Bruce, Donna (2021) Police work as entertainment: does the presence of the camera change the way police work? Doctoral thesis, London Metropolitan University.


Despite vast research into police factual documentaries, little is known about the participant experience, especially how police themselves regard the construction of their visual images. More recently, questions have been raised about the performance of police as actors in observational documentaries and whether they take different police action or make different operational decisions when being filmed for fly-on-the-wall productions. Several critical incidents have occurred in the United States (US) while police were being filmed for crime shows, prompting people to ask: Does the presence of the camera change the way police work?

As an officer of the NSW Police Force (NSWPF) and coordinator of the Film & Television Unit, I had insider access to conduct this research with police officers who had participated in the making of factual documentaries for the organisation. This enquiry represents the first study of its kind, in that all police officers were asked about their personal experiences of being filmed at work and having their images broadcast on prime-time television.

The results were interesting and differed from information previously delivered by other researchers. My study shows that police do not change the way they work when in the presence of film crews. Of note was that the thoughts and opinions of officers from the NSWPF no longer correlated with those of officers who had undertaken similar studies in the US. NSWPF officers were not regular viewers of crime shows and those shows played no role in their desire to become police officers.
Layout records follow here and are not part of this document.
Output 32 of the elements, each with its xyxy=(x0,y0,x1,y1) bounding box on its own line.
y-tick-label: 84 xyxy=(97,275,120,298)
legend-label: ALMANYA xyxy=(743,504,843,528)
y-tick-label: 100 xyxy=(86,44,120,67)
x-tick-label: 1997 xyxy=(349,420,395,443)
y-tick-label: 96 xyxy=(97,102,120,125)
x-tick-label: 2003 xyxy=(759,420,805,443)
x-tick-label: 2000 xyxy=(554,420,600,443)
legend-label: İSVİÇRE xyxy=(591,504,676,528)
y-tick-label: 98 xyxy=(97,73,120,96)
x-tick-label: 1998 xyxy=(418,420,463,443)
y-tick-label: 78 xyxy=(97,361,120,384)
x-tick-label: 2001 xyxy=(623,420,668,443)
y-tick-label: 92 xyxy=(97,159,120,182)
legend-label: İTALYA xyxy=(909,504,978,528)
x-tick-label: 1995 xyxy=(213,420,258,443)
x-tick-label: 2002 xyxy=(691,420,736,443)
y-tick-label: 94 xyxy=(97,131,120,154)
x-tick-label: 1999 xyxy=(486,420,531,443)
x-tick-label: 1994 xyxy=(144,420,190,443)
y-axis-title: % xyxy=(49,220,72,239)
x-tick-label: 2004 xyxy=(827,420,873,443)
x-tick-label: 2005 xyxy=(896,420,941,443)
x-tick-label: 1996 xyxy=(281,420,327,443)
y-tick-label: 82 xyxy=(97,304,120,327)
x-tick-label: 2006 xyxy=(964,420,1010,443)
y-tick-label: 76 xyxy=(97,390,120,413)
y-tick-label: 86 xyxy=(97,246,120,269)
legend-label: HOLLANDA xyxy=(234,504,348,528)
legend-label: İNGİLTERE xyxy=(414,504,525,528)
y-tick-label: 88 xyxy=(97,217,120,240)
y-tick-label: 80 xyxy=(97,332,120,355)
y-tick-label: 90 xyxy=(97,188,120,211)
Although police observational documentaries were found to accurately represent the role and function of police, officers believed that crime shows did not provide viewers with an accurate portrayal of the types of work undertaken by police.

The overall view was that police duties had moved from making arrests to more of a role of community engagement. The outcome of the study suggests reviewing the format of police observational documentaries to better reflect the role and function of police in today’s society and not simply portray police work as entertainment.